The group, led by scientists at Imperial College London and INSERM UMRS 1138 in Paris, tested the urine of mice for a number of these microbial compounds, finding that certain key chemical signatures could accurately predict how the animals would respond to a high-fat diet before they received it.
High-fat diets are a major driver of obesity and related health conditions, such as diabetes and cardiovascular disease. However, evidence from previous studies suggests different people eating the same high-fat diet may have different outcomes, making it hard to define a one-size-fits-all ‘healthy diet’.
Previous research has shown that the hundreds of species of bacteria and other microbes which inhabit our gut work with our own cells to carry out a number of roles, and that this microbial garden can be shaped by what we eat or medicines we take, such as antibiotics.
In the latest study, published in Cell Reports, researchers used genetically similar mice to highlight the role that gut bacteria played in how the body responds to changes in diet and the impacts on health.
Before animals switched diets, their urine was screened for compounds produced by their gut bacteria using magnetic resonance spectroscopy, giving the mice a profile of chemical signatures, generated by metabolites from their microbiomes.
The team found that once the mice were switched to the same high-fat diet, they had a range of outcomes, with some animals gaining more weight than others, or becoming less tolerant to glucose – one of the early warning signs of diabetes.
Analysis revealed that key chemical signatures in their urine were predictive of some outcomes, such as changes in behaviour, weight gain and tolerance to glucose. One compound in particular, trimethylamine-N-oxide (TMAO), was shown to be predictive of glucose tolerance.
“We know that our environment and genetics can influence our risk of obesity and disease, but the effects of these communities of bacteria living inside us are less well understood,” said Dr Marc-Emmanuel Dumas, from the Department of Surgery & Cancer at Imperial, who led the research. “By using a group of mice with the same genetic makeup, we were able to zoom in on the variability in animals switched to a high-fat diet.”

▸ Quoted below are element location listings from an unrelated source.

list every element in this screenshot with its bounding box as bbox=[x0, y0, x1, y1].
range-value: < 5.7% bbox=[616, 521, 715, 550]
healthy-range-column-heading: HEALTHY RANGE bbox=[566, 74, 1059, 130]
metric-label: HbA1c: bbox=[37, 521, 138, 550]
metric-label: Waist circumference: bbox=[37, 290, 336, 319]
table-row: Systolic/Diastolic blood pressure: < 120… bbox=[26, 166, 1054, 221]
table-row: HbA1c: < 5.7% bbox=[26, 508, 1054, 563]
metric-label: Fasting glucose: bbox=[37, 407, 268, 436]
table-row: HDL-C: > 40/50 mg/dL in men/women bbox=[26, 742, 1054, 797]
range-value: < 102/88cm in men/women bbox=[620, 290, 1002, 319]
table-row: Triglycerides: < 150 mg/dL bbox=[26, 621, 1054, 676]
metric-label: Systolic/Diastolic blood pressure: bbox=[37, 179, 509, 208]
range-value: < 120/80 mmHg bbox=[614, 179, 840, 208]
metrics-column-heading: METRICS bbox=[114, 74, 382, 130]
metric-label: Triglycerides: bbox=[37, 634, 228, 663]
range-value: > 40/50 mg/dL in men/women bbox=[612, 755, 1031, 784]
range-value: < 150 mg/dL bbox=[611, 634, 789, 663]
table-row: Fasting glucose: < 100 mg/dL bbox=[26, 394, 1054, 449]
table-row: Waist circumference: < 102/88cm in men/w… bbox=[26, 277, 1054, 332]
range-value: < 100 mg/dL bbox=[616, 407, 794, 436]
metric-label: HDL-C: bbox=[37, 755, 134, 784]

“This study shows that value of a diet is determined not only by your genes, but also the genes of your gut microbes. This work has implications in lots of different areas, which is why it’s so exciting.” Senior investigator on the study, Dr Dominique Gauguier, from INSERM-Paris and a visiting professor at Imperial, said: “Our results illustrate the strong capacity of an organism’s gut microbiome to drive the adaptation to environmental challenges regardless of genetic variation and underline the need of deeper physiological and molecular phenotyping of individuals in large scale genetic studies.”
The findings will be explored further as part of an ongoing large clinical trial of 2,000 patients, where details of their lifestyle, diet, medication and other factors, as well as their microbiomes being characterised. Pulling together all of these data, and building on previous findings, they will be able to reveal how people react to different diets, and how their microbiomes influence the outcome.
According to the researchers, the hope is that in future, a patient’s profile could be generated from urine and blood samples and used to predict which diet they will respond to best.
“Our findings reveal that measuring metabolites in urine before the diet switch, we can predict which animals will get fat and become intolerant to glucose and which ones won’t,” added Dr Gauguier. “These findings open up really strong perspectives into designing personalised diets and harnessing our gut bacteria to promote health.”